Polymyalgia rheumatica is the most common inflammatory rheumatic disease in elderly people, and it is a common indication for long term treatment with glucocorticosteroids. The most characteristic presenting feature of polymyalgia rheumatica is bilateral shoulder pain and stiffness of acute or subacute  onset with bilateral upper arm tenderness. Patients often develop concomitant hip girdle pain and stiffness, as well as pain and stiffness in the posterior neck musculature. Muscle weakness is not a feature of the disease, although this can be difficult to assess in the presence of muscle pain; when symptoms are protracted and untreated, disuse atrophy can occur. Stiffness after periods of rest and morning stiffness of more than one hour are typical. The stiffness may be so profound that patients have great difficulty turning over in bed, rising from a bed or a chair, or raising their arms above shoulder height - for example, to comb their hair. Mild synovitis may be seen in the wrists and knees, but the feet and ankles are only rarely affected. Especially at the onset of the disease, most patients have systemic symptoms including fatigue, loss of appetite, weight loss, low grade fever, and sometimes depression. Patients are always over the age of  50yrs often  above 65yrs.

Table  2



Vasculitis
            
30% people with Polymyalgia Rheumatica in the western world is associated with temporal arteritis. However temporal arteritis is an  uncommon  large vessel vasculitis in India. When an elderly male presents with unilateral lancinating headache, jaw claudication, blurring of vision and tender temporal artery with high ESR and CRP the diagnosis is most likely and to be started on high dose steroids to prevent permanent blindness. Polyarteritis nodosa can also start in elderly population.Vasculitis secondary to malignancies and drugs should also be considered in elderly patients with vasculitis.

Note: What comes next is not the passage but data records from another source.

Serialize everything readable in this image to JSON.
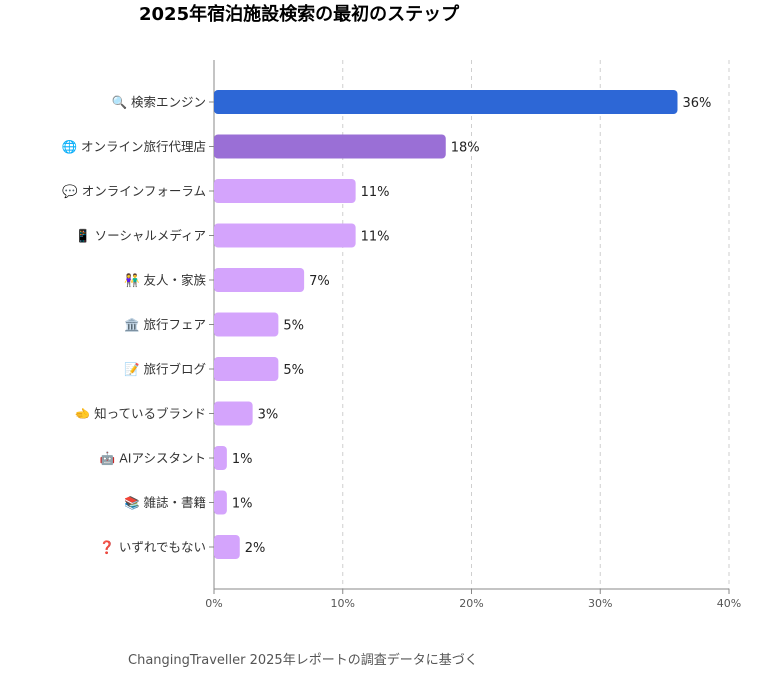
{
  "chart_data": {
    "type": "bar",
    "orientation": "horizontal",
    "title": "2025年宿泊施設検索の最初のステップ",
    "footer": "ChangingTraveller 2025年レポートの調査データに基づく",
    "xlim": [
      0,
      40
    ],
    "x_ticks": [
      "0%",
      "10%",
      "20%",
      "30%",
      "40%"
    ],
    "x_tick_values": [
      0,
      10,
      20,
      30,
      40
    ],
    "grid": "vertical-dashed",
    "categories": [
      "🔍 検索エンジン",
      "🌐 オンライン旅行代理店",
      "💬 オンラインフォーラム",
      "📱 ソーシャルメディア",
      "👫 友人・家族",
      "🏛️ 旅行フェア",
      "📝 旅行ブログ",
      "🫲 知っているブランド",
      "🤖 AIアシスタント",
      "📚 雑誌・書籍",
      "❓ いずれでもない"
    ],
    "values": [
      36,
      18,
      11,
      11,
      7,
      5,
      5,
      3,
      1,
      1,
      2
    ],
    "value_labels": [
      "36%",
      "18%",
      "11%",
      "11%",
      "7%",
      "5%",
      "5%",
      "3%",
      "1%",
      "1%",
      "2%"
    ],
    "colors": [
      "#2d67d6",
      "#9a6fd6",
      "#d4a4fc",
      "#d4a4fc",
      "#d4a4fc",
      "#d4a4fc",
      "#d4a4fc",
      "#d4a4fc",
      "#d4a4fc",
      "#d4a4fc",
      "#d4a4fc"
    ]
  }
}
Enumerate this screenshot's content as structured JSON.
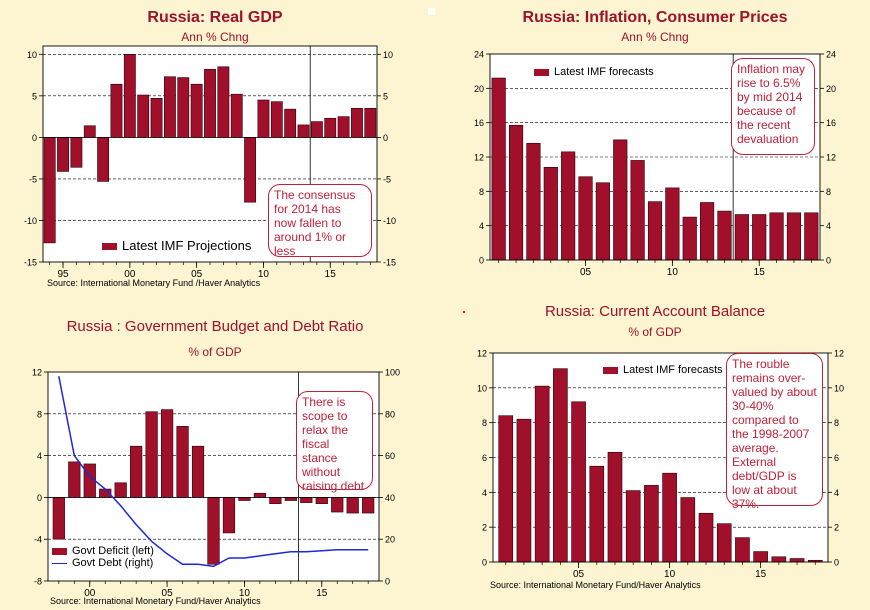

Endocrinopathies and metabolic bone disease
        
Hyperthyroidism, hypothyroidism, hyperparathyroidism and osteomalacia are all can present with musculoskeletal symptoms. Predominant bone or muscle pain, fatigue, absence of joint involvement; abnormalities of Thyroid function ,parathyroid hormone, calcium, phosphorus, vitamin D concentrations, are always helpful to arrive at the correct diagnosis.